The Germans stocked up on books, so there was no shortage of reading material for the prisoners. There also were some musical instruments, along with decks of cards. Velasquez spent much of his time playing bridge, and he and another airman became bridge champions at the camp.

Prayer, especially the rosary, was also a part of Velasquez’s daily routine. The Germans allowed church services on Sundays, which he attended weekly.

The final trial of his captivity came in the spring of 1945, a year after his capture, with the Americans and Russians advancing into Germany. One morning, the prisoners were informed they would be moving. So, everyone grabbed a blanket and assembled for roll call.

Their captors then led them on a march that would last nearly 50 days. They scrounged for food along the way — as the German guards offered them nothing — and they slept in open fields at night. Some of the men died during the journey.

Sensing that the guards were losing their diligence, the men got bold in veering off the path to obtain food and water throughout the march. Finally, in their last week of captivity, several men spotted a large warehouse with food while passing through a town, and came back at night to make a raid. They found boxes full of pudding packets, and brought them back to the camp to make pudding for all the men.

Within a matter of days, as they continued their march along the Inn River in Austria, they learned that forces commanded by Gen. George Patton were just on the other side. They were hopeful but nervous, fearing Patton’s army would think they were German soldiers and launch an attack.

That fear was assuaged when Patton, detecting movement across the river, sent a few men across at night to identify who was there. Once they learned of the POWs, they quietly built a bridge under cover of darkness and brought their forces across.

The next day, May 3, 1945, Velasquez and the other men who survived the march were liberated. He met Patton and other generals, and was fed doughnuts and coffee that came courtesy of the Red Cross.

At the time of Patton’s arrival, Velasquez also witnessed the interaction between the German camp commandant and Patton, who drove to the front to face the man who had held 5,000 Americans captive, some for several years.

“The German who was in charge came up to Gen. Patton and saluted him. He said, ‘General, you’ve got to treat me nice. I took good care of your boys,’” Velasquez recalled. “Gen. Patton stood up in the jeep, and he looked at his driver and said, ‘Yup, I can see the kind of person you are. You really took care of my boys.’ He [turned and] told his driver, ‘Take that son of a b—- out in the woods and shoot him.’ He did. He shot him.”

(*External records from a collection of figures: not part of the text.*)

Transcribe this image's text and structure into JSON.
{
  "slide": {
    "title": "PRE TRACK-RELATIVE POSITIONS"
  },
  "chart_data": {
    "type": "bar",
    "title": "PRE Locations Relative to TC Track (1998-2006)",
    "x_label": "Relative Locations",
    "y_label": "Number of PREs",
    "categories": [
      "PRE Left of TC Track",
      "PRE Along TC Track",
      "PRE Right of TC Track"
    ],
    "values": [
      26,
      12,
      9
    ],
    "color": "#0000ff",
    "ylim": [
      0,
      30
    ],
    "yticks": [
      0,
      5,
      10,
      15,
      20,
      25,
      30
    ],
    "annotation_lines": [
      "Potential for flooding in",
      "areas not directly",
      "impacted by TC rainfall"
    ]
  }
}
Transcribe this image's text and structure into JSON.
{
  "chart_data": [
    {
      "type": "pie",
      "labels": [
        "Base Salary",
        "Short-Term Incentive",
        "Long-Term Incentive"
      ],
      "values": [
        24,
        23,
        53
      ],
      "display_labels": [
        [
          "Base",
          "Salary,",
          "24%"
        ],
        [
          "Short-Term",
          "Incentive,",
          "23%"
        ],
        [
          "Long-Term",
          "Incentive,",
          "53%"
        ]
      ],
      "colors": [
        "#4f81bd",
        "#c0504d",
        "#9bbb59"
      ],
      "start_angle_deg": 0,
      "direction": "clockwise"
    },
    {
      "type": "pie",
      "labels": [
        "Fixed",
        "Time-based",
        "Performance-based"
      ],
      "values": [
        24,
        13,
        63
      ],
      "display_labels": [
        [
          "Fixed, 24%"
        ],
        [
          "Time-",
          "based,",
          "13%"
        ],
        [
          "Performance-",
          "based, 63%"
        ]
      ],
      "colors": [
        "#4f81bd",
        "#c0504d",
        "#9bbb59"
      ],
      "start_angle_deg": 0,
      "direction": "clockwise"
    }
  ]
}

After a brief hospital stay, Velasquez was sent back to the U.S., landing in New Jersey and, eventually returning to Minnesota where he had moved to shortly before enlisting. A fellow POW made good on a promise to find him a job, and Velasquez ended up working as a mechanic at Southview Chevrolet, where he later became a service manager, a job he held until his retirement in 1985.

About two years after the war, he got married, and he and his wife Beatrice had two daughters, Eva and Anita. For much of their lives, he said little about his experiences, not even telling Beatrice he had been a POW until their second year of marriage.

But, things changed when he decided to do an interview with the Minnesota Historical Society in 2003. The transcript contains extensive and vivid details of his military experiences in World War II. No doubt, they will become more valuable with the passage of time.

Velasquez, who was born in Delores, Texas and had three brothers who also served in the war, still talks vividly about his experiences. After years of silence, his outpouring of thoughts and emotions bring his recollections of World War II to life. Family members enjoy the stories, and he also has been interviewed by parishioners  at Our Lady of Guadalupe.

More than 70 years have passed since his liberation from the German POW camp, but, the sights and sounds remain clearly etched in his memory.

“It never goes away,” he said. “Something like that you never forget.”